I had neutropenia after every cycle of chemotherapy and developed some very serious bacterial, viral and fungal infections such as RSV and the C.diff bug with fevers, chills, sweating, sores in the mouth, bleeding gums, skin ulcers and lots of  other nasty symptoms like vomiting, severe abdominal cramps, nausea and blacking out. The final cycle of chemotherapy even triggered a bad attack of trigeminal neuralgia and an outbreak of cold sores. Intravenous (IV) prophylactic, antibacterial and antifungal antibiotics were administered regularly and blood cultures became the norm. The G-CSF growth factor was given to accelerate neutrophil recovery. Dietary measures were put in place and bedside physiotherapy was given for muscle wastage in my legs. Sometimes I could not eat for weeks and survived on nutritional shakes.

I had visits from the Palliative Care Team and Wound Relief Team and even the Cardiac Team when an infection in the heart was suspected.  I was allowed home for a few days in between each cycle of chemotherapy, when the blood counts came up again.  I had to avoid exposure to crowds and people with contagious illnesses especially children with viral infections. Temperature and hygiene were strictly monitored at home with the hospital providing a haematology helpline which became a lifeline. Painful bone marrow biopsies were carried out regularly for molecular monitoring of the disease and as part of the clinical trial.  I didn’t require a bone marrow transplant and have not relapsed in the last ten years. Patients who have a relapse are usually treated with arsenic trioxide which I believe can induce a complete remission in 85% of patients.

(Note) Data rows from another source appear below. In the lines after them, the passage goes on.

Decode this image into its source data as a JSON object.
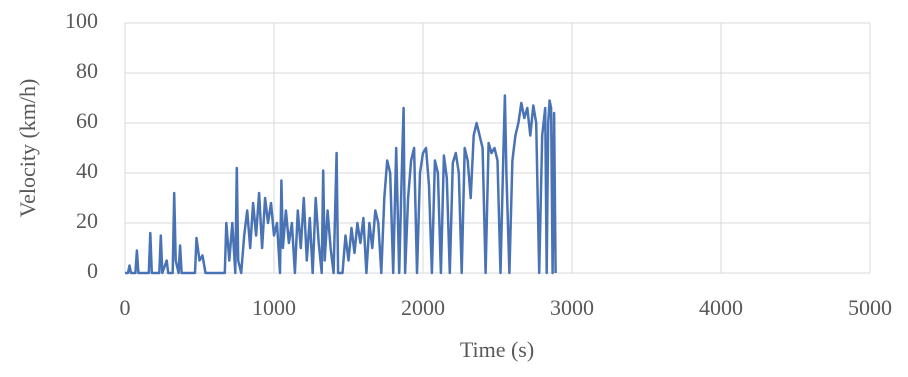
{
  "chart_data": {
    "type": "line",
    "xlabel": "Time (s)",
    "ylabel": "Velocity (km/h)",
    "xlim": [
      0,
      5000
    ],
    "xticks": [
      0,
      1000,
      2000,
      3000,
      4000,
      5000
    ],
    "ylim": [
      0,
      100
    ],
    "yticks": [
      0,
      20,
      40,
      60,
      80,
      100
    ],
    "grid": true,
    "x": [
      0,
      20,
      30,
      40,
      70,
      80,
      90,
      160,
      170,
      180,
      230,
      240,
      250,
      280,
      290,
      320,
      330,
      340,
      360,
      370,
      380,
      470,
      480,
      500,
      520,
      540,
      670,
      680,
      700,
      720,
      740,
      750,
      760,
      780,
      800,
      820,
      840,
      860,
      880,
      900,
      920,
      940,
      960,
      980,
      1000,
      1020,
      1040,
      1050,
      1060,
      1080,
      1100,
      1120,
      1140,
      1160,
      1180,
      1200,
      1220,
      1240,
      1260,
      1280,
      1300,
      1320,
      1330,
      1340,
      1360,
      1380,
      1400,
      1420,
      1430,
      1460,
      1480,
      1500,
      1520,
      1540,
      1560,
      1580,
      1600,
      1620,
      1640,
      1660,
      1680,
      1700,
      1720,
      1740,
      1760,
      1780,
      1800,
      1820,
      1840,
      1860,
      1870,
      1880,
      1900,
      1920,
      1940,
      1960,
      1980,
      2000,
      2020,
      2040,
      2060,
      2080,
      2100,
      2120,
      2140,
      2160,
      2180,
      2200,
      2220,
      2240,
      2260,
      2280,
      2300,
      2320,
      2340,
      2360,
      2380,
      2400,
      2420,
      2440,
      2460,
      2480,
      2500,
      2520,
      2540,
      2550,
      2560,
      2580,
      2600,
      2620,
      2640,
      2660,
      2680,
      2700,
      2720,
      2740,
      2760,
      2780,
      2800,
      2820,
      2830,
      2840,
      2850,
      2860,
      2870,
      2880,
      2890
    ],
    "series": [
      {
        "name": "Velocity",
        "color": "#4a73b5",
        "values": [
          0,
          0,
          3,
          0,
          0,
          9,
          0,
          0,
          16,
          0,
          0,
          15,
          0,
          5,
          0,
          0,
          32,
          5,
          0,
          11,
          0,
          0,
          14,
          5,
          7,
          0,
          0,
          20,
          5,
          20,
          0,
          42,
          5,
          0,
          15,
          25,
          10,
          28,
          15,
          32,
          10,
          30,
          20,
          28,
          15,
          20,
          0,
          37,
          10,
          25,
          12,
          20,
          0,
          25,
          10,
          30,
          5,
          22,
          0,
          30,
          12,
          0,
          41,
          5,
          25,
          10,
          0,
          48,
          0,
          0,
          15,
          5,
          18,
          8,
          20,
          12,
          22,
          0,
          20,
          10,
          25,
          20,
          0,
          30,
          45,
          40,
          0,
          50,
          0,
          45,
          66,
          0,
          30,
          45,
          50,
          0,
          40,
          48,
          50,
          35,
          0,
          45,
          40,
          0,
          47,
          38,
          0,
          44,
          48,
          40,
          0,
          50,
          45,
          30,
          55,
          60,
          55,
          50,
          0,
          52,
          48,
          50,
          45,
          0,
          50,
          71,
          40,
          0,
          45,
          55,
          60,
          68,
          62,
          66,
          55,
          67,
          60,
          0,
          55,
          66,
          0,
          60,
          69,
          66,
          0,
          64,
          0
        ]
      }
    ]
  }
}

How could my treatment have been improved? What could have been done better? I would not change anything about the treatment received or the nursing or medical  staff in any of the three hospitals who looked after me. I  received excellent professional support throughout my treatment from all of the haematology and nursing teams in both hospitals.  They were all  true professionals and it was a privilege to be under their care. When I thanked one of my Consultants Mr Jonathan Kell, Consultant Haematologist for saving my life, he said: “ Just three times”.

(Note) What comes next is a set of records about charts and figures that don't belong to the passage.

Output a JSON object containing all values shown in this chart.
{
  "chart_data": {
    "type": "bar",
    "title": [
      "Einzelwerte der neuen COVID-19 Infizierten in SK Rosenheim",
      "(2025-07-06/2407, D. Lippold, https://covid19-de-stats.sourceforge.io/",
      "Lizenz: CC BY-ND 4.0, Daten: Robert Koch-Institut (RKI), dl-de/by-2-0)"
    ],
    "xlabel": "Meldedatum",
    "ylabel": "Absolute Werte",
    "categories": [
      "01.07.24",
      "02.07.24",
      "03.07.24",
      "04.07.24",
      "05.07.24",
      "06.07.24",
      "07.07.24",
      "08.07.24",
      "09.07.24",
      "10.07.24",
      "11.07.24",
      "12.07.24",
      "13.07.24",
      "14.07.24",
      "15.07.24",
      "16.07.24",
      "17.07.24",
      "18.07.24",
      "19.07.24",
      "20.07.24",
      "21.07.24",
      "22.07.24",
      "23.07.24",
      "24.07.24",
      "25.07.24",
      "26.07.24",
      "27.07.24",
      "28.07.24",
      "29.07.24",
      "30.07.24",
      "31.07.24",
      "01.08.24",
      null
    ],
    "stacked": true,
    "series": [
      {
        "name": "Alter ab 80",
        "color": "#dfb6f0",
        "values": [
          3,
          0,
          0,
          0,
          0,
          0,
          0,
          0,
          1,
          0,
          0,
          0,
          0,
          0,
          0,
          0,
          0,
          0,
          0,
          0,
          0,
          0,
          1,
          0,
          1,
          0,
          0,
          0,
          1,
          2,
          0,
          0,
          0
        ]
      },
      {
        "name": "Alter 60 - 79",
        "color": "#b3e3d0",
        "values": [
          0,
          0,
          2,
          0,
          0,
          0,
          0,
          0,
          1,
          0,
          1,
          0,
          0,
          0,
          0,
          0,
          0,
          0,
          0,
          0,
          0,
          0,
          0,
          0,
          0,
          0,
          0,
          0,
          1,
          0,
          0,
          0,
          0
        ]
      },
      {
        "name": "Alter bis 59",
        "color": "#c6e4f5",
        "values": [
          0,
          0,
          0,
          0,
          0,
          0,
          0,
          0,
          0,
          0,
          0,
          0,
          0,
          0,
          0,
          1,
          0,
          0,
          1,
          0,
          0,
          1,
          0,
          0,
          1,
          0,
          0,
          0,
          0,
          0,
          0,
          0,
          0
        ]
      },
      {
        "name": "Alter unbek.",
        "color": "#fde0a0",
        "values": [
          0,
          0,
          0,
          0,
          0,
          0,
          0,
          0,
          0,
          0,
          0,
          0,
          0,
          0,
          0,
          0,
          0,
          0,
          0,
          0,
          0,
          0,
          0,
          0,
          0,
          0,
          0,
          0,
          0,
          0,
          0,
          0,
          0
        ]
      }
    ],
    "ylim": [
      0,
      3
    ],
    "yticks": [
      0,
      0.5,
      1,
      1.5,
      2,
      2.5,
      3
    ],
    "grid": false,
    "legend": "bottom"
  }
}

I have been in remission now for over ten years. I have since got married and have given  birth to a baby daughter three years ago.   My late father was a Gold Medalist pharmacist in Northern Ireland and I am now training to be an Expert Patient in the Medicines Research and Development with EUPATI @eupatients. I am also a member of the ASTERIX FP7 Patient Think Tank

Thanks to all of the following people for saving my life:  The GP in Haverfordwest (name unknown); Dr. Grubb, Consultant Haematologist and his team at Withy Bush Hospital in Haverfordwest, Wales; Dr. Jonathan Kell, Consultant Haematologist and all of his team  at University Hospital of Wales, Cardiff; Professor Mary Frances McMullen, Consultant Haematologist and all of her team at the Belfast City Hospital; Welsh Blood Service; Northern Ireland Blood Transfusion Service and all of the blood and platelet donors in Wales and Northern Ireland.

 

Nóirín O’Neill has spoken as an Expert Patient at many conferences to include NHS Confederation Annual Conference in Liverpool (2015);  Northern Ireland Blood Transfusion Services Gold Badge Awards Function (2015); Northern Ireland Rare Diseases Partnership Annual Conference (2015); Northern Ireland e-Health Conference (2014); Northern Ireland’s first Healthcare Social Media Conference (2014); Nóirín also attended the EFGCP annual conference in Brussels in 2015.

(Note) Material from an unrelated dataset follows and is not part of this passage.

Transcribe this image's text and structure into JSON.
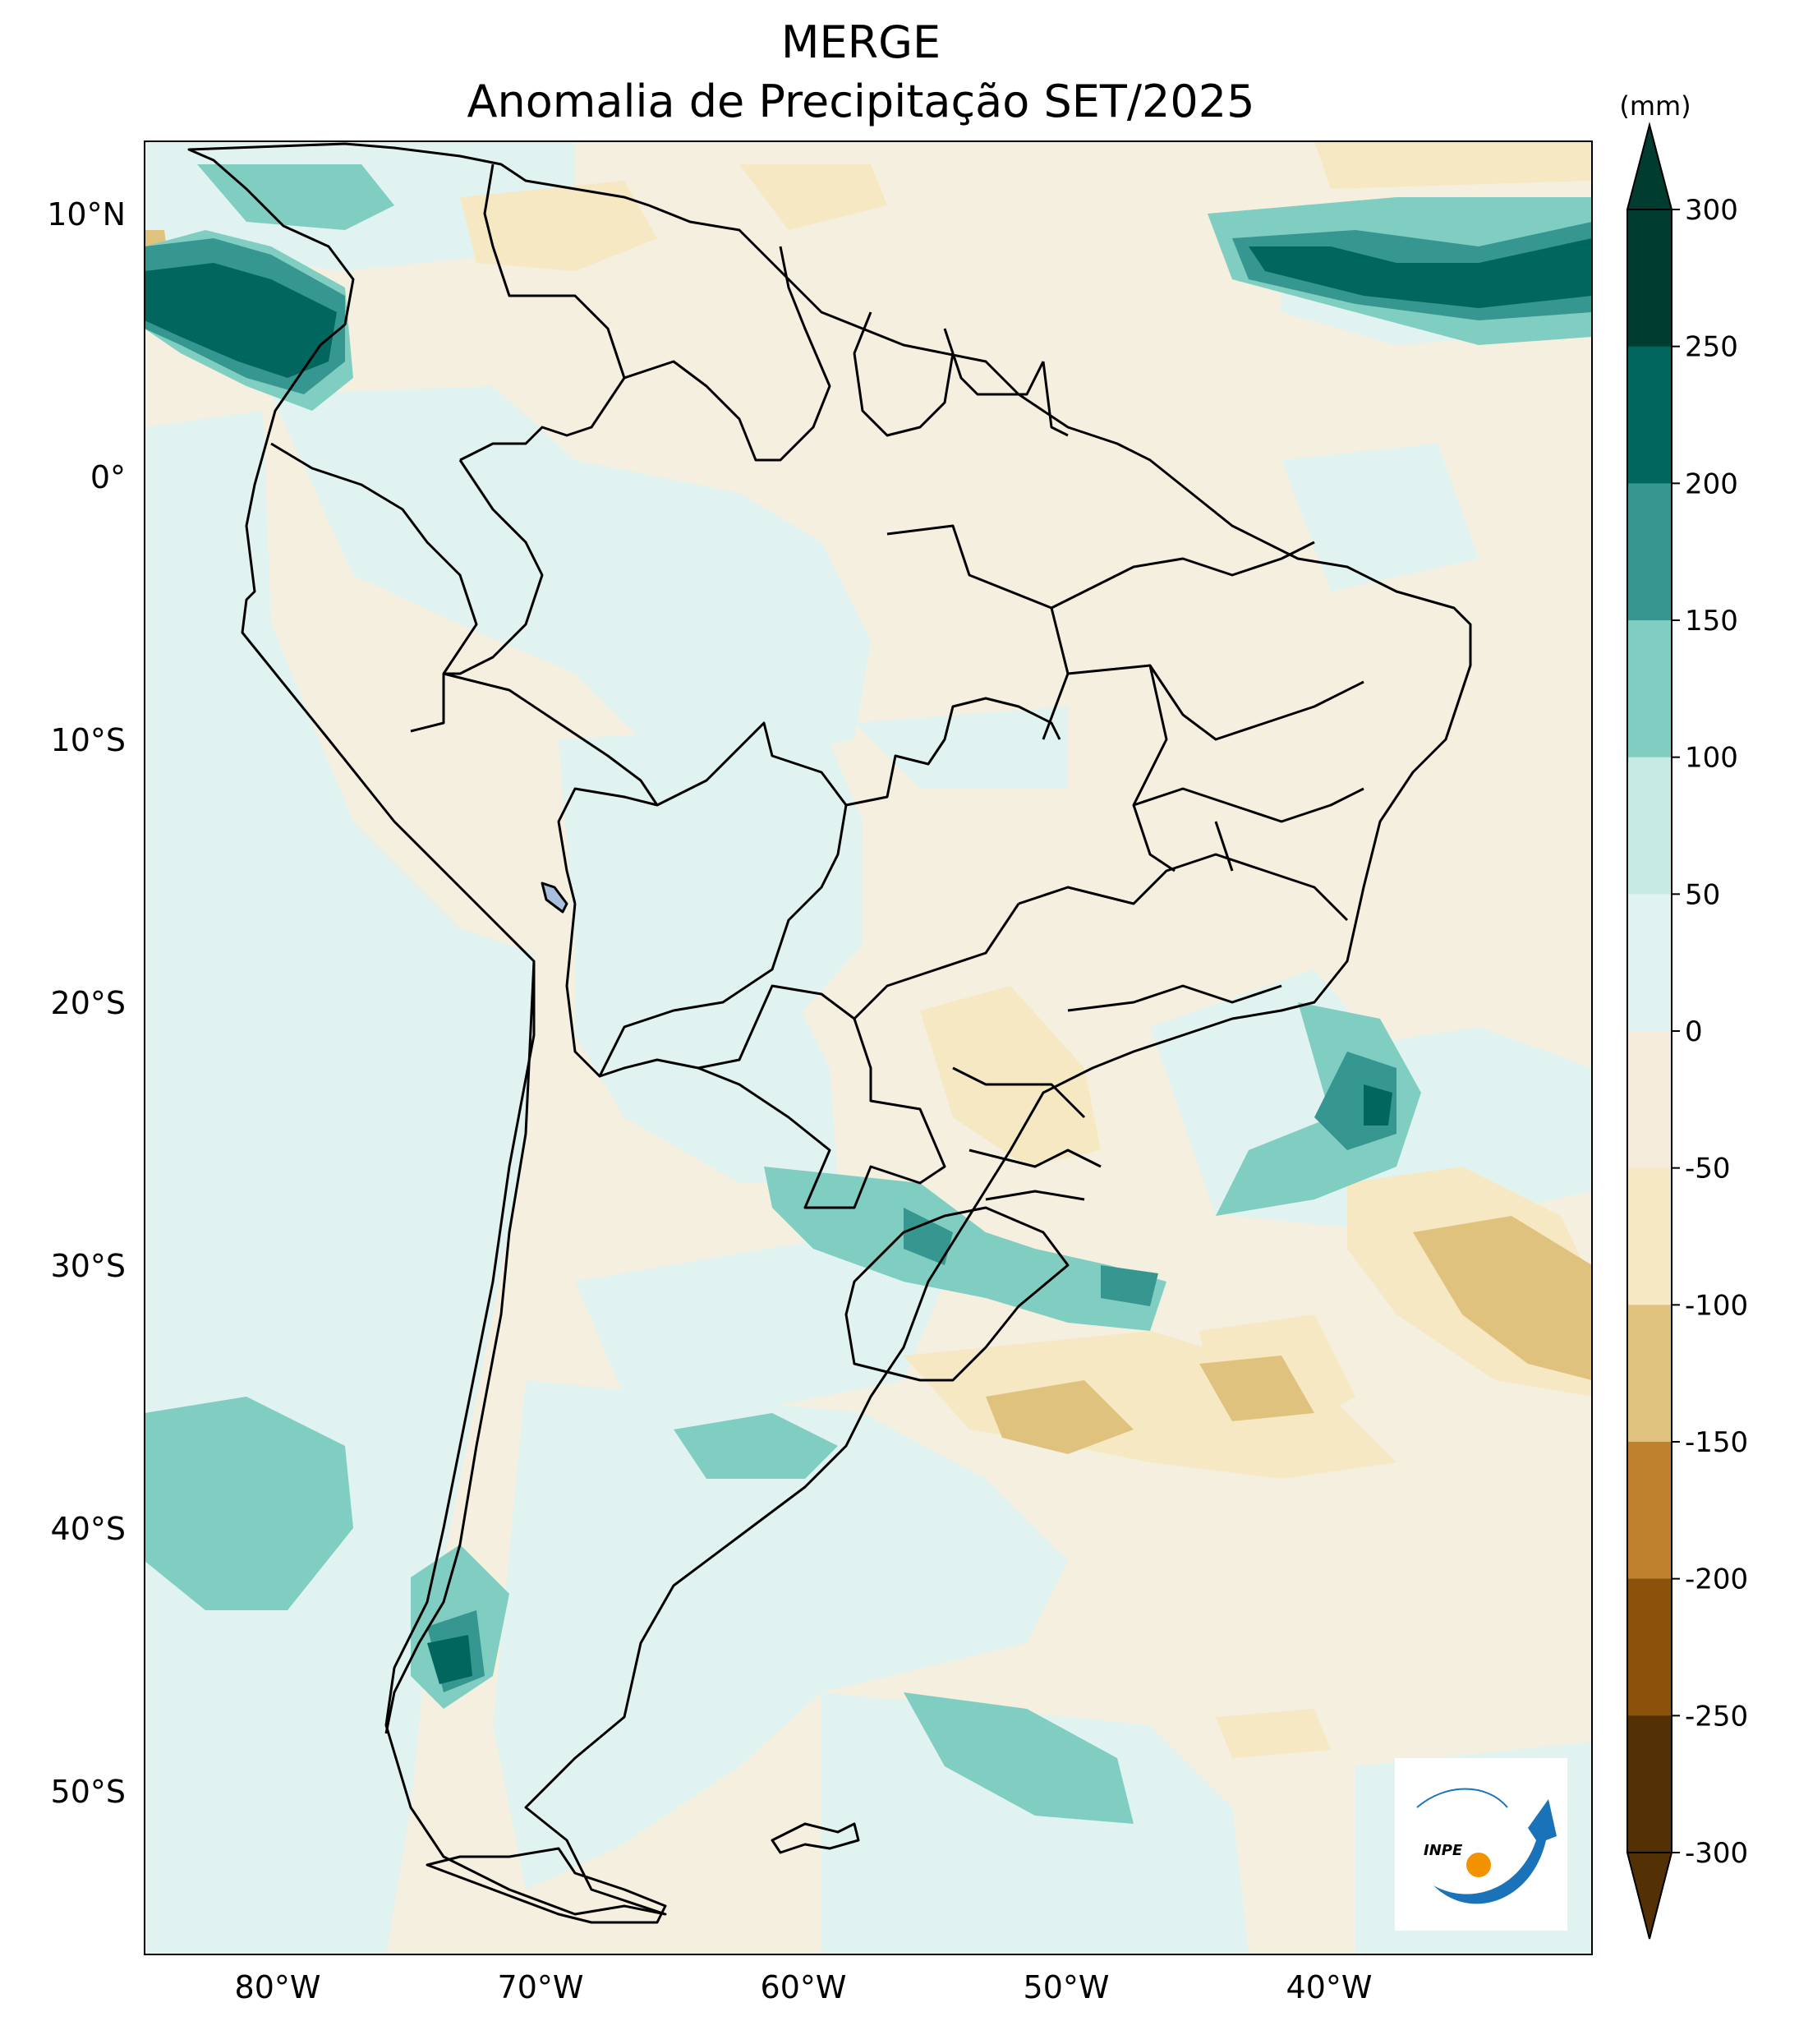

Nóirín O’Neill  (@Noirin0Neill) will host a Twitter Chat  on the  “Role of Expert Patients in Medicines Research and Development” on Wednesday 16th September, 2015 at 8.00 pm (CET) Use the hashtag #ebnjc

 

Tweetchat Questions:

1. Have rare disease patients a role to play in the education of medical providers?
2. What role do you think Expert Patients should have in Medicines Research and Development?
3. What challenges do you think Expert Patients in Medicines Research and Development face?
4. What impact do you think working with Expert Patients in Medicines Research and Development could have on your future work?